Posted on January 15, 2014
Interview questions explained: Sorting a terabyte of integers with a gigabyte of memory
Given a terabyte of unsorted 32-bit unsigned integers on disk and only one gigabyte of memory, sort the integers. At first glance, mergesort would be the first solution that comes to mind. However, the typical mergesort implementation assumes that all the elements can fit into main memory. Indeed, it is still possible to modify the mergesort algorithm to solve this problem, but there is another alternative: counting sort. The basic idea is to keep track of how many times each integer appears. A hash table would be the ideal data structure for this purpose. From there, its just a simple matter of iterating through each integer in the hash table in order, looking up how many times it appears, and writing them out to disk. The end result is a sorted list of integers. This sort has an O(n) runtime, as it requires one linear pass to count all the integers, and a second one to write them out in sorted order. This sort can only be used in special cases where all the possible values of the unsorted elements is either known ahead of time or is finite. A counting sort would not work for example if we were dealing with floats or strings.

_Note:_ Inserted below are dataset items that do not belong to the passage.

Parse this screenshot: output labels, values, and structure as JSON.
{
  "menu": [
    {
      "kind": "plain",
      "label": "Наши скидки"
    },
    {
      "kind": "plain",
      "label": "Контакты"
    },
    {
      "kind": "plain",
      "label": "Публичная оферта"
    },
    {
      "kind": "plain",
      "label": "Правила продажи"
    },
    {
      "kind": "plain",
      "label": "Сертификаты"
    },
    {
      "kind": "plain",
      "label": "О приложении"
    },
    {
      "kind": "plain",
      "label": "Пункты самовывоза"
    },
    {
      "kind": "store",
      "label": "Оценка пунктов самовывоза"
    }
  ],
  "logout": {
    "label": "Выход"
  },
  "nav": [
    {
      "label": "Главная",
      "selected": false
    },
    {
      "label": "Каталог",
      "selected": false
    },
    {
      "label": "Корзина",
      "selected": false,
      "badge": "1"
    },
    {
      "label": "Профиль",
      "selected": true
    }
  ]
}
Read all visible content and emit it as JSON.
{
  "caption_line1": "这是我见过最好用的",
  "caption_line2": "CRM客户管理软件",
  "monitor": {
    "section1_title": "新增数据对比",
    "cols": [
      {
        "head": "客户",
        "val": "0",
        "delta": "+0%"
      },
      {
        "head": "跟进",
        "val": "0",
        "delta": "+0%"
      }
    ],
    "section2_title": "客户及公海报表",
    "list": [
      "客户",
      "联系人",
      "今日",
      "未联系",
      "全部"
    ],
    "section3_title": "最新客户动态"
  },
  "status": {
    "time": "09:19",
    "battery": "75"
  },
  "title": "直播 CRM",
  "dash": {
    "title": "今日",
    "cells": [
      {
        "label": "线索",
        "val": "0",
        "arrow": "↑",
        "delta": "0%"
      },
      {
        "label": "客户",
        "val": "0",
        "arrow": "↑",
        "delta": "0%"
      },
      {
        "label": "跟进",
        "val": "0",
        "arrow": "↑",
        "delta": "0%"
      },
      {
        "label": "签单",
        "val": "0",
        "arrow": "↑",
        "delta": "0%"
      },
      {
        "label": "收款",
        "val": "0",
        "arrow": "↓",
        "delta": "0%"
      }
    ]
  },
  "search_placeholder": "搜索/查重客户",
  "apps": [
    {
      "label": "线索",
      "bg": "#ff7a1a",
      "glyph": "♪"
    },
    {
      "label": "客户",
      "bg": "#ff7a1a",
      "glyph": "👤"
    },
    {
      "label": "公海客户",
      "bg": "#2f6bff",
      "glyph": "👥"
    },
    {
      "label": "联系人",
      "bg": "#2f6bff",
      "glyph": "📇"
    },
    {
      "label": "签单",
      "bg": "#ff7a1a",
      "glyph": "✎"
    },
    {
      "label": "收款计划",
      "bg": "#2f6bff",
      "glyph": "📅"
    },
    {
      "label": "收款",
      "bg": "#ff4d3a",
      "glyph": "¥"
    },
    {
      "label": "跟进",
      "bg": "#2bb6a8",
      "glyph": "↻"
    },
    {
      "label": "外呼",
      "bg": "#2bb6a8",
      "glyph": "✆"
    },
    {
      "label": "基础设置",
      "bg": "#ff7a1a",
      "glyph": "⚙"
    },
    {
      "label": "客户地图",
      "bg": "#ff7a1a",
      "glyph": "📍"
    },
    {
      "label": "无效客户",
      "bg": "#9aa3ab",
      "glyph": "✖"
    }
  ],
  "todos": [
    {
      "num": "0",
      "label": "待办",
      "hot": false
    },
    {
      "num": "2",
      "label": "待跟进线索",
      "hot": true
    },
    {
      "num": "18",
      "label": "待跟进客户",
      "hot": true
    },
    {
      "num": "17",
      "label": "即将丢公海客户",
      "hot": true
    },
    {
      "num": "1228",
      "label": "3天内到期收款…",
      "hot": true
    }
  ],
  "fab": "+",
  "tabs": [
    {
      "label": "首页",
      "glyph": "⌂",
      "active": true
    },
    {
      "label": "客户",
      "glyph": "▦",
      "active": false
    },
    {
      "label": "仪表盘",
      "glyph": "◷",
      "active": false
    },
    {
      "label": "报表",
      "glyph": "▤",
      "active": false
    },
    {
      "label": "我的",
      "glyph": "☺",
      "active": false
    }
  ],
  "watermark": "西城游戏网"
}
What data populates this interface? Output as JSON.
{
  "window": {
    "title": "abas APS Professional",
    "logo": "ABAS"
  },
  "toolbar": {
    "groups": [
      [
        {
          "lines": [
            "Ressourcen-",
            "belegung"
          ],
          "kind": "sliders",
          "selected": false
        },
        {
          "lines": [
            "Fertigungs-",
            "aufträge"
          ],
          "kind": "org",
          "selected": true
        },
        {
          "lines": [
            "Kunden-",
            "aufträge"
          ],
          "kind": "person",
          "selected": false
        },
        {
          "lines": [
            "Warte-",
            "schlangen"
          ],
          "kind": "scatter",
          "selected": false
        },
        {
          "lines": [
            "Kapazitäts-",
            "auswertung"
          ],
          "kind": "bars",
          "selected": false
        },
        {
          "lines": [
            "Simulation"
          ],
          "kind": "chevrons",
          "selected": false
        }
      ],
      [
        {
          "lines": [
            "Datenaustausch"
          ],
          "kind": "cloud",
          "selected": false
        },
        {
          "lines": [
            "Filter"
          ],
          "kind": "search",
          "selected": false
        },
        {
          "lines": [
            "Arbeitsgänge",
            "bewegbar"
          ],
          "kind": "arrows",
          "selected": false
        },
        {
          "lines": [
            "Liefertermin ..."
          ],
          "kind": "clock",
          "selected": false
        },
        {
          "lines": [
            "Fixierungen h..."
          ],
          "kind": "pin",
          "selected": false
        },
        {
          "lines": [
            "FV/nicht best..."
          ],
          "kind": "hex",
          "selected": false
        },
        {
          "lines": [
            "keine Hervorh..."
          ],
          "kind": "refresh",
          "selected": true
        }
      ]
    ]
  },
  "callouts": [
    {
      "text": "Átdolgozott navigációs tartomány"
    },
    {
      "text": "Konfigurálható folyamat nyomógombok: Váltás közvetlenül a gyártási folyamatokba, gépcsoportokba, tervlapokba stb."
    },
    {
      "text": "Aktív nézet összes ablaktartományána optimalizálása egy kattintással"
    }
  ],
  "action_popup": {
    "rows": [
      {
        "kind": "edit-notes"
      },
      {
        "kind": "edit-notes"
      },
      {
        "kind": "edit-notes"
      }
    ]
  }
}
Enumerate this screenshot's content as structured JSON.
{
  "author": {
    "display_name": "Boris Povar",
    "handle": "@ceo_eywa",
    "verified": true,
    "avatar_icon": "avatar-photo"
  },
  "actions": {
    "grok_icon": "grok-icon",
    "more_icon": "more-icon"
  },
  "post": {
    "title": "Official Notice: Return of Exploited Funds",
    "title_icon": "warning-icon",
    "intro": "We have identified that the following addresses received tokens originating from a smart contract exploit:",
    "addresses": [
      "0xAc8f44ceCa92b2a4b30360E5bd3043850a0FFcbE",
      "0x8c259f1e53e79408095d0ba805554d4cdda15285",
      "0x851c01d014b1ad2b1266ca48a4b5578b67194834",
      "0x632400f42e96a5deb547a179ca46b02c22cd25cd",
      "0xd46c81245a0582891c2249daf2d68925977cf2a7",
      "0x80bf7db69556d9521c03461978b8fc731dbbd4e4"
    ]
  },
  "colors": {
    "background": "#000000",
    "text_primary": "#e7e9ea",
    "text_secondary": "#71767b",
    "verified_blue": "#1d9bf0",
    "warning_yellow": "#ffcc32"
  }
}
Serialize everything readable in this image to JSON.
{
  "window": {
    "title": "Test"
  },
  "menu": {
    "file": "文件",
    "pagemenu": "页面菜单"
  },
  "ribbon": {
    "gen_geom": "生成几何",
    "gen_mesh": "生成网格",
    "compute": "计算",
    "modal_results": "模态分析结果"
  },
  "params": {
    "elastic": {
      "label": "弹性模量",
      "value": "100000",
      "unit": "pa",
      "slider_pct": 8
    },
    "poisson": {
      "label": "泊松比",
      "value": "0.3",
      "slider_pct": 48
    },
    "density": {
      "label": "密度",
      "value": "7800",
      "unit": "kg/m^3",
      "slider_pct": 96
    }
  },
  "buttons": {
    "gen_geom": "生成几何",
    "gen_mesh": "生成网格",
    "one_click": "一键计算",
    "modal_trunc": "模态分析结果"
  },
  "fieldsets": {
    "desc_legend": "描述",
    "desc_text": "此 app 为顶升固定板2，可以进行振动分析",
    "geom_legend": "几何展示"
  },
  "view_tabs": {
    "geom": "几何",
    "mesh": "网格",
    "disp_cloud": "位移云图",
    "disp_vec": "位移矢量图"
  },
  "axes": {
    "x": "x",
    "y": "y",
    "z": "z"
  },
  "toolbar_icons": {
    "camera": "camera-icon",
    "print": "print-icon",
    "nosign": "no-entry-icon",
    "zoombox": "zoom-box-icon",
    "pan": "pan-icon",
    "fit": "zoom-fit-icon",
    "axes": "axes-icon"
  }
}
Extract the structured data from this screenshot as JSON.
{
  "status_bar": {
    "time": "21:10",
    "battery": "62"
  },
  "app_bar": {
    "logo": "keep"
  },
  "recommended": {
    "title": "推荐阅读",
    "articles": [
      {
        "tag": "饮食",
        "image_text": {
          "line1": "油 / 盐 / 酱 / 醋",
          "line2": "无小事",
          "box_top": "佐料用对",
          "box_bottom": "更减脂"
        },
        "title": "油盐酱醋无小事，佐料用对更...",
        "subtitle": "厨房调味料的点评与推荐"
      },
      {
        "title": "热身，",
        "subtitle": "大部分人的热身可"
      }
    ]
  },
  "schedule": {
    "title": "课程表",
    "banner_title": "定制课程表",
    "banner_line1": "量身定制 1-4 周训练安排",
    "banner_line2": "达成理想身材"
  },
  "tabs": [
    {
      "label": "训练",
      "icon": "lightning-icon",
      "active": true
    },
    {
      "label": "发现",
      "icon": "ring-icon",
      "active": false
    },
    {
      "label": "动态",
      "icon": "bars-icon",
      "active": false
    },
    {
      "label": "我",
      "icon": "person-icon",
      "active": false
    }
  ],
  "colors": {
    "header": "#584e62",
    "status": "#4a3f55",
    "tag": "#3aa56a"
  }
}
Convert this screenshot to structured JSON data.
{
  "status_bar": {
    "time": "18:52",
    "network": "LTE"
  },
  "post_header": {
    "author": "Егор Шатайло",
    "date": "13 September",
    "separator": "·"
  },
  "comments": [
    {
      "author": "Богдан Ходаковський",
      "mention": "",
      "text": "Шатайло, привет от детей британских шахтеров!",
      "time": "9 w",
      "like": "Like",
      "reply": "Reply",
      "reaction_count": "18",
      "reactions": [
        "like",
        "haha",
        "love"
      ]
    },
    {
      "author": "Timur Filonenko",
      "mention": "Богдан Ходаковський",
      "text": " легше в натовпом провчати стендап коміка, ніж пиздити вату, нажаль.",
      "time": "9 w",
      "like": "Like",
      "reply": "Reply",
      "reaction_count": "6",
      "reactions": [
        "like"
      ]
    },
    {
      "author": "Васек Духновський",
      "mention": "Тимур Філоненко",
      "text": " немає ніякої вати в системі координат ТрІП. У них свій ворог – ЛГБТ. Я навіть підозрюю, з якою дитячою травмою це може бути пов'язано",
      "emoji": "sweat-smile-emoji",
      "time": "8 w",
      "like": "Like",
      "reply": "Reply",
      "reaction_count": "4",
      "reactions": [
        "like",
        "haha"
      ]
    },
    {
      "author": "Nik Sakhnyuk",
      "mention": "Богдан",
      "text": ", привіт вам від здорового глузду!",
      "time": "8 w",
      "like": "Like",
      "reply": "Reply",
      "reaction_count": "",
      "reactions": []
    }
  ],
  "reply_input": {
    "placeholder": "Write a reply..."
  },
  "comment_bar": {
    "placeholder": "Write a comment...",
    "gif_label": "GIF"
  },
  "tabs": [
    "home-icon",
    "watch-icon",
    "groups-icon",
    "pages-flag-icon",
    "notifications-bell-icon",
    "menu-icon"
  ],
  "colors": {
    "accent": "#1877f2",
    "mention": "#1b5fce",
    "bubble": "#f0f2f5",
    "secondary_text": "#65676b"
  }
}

However, because we are dealing with integers, we can apply the counting sort in this scenario. Here are some quick numbers. There are 1,099,511,627,776 bytes in a terabyte. Each integer takes up four bytes of storage, which means there are a total of 274,877,906,944 unsorted integers. There are 1,073,741,824 bytes in a gigabyte. Assume we use some kind of hash table to keep track of the # of occurrences of each integer, and that the key/value pair consists of integer/integer. Without considering the additional overhead of storing the hash table metadata in memory, we would need eight bytes for each key/value pair. This means that at most, we could hope to store the counts for 134,217,728 integers in memory at a time. It is quickly clear that there is not enough memory to do the counting sort in one pass. One workaround would be to write out the integer counts to disk, reading and counting the integers in one gigabyte chunks at a time (allowing for additional memory overhead used by the program itself). Disk I/O is expensive. To make the system more robust, we can write out additional metadata to disk to keep track of what has been read so far. This would allow the program to resume progress from where it left off in the case of a fatal error.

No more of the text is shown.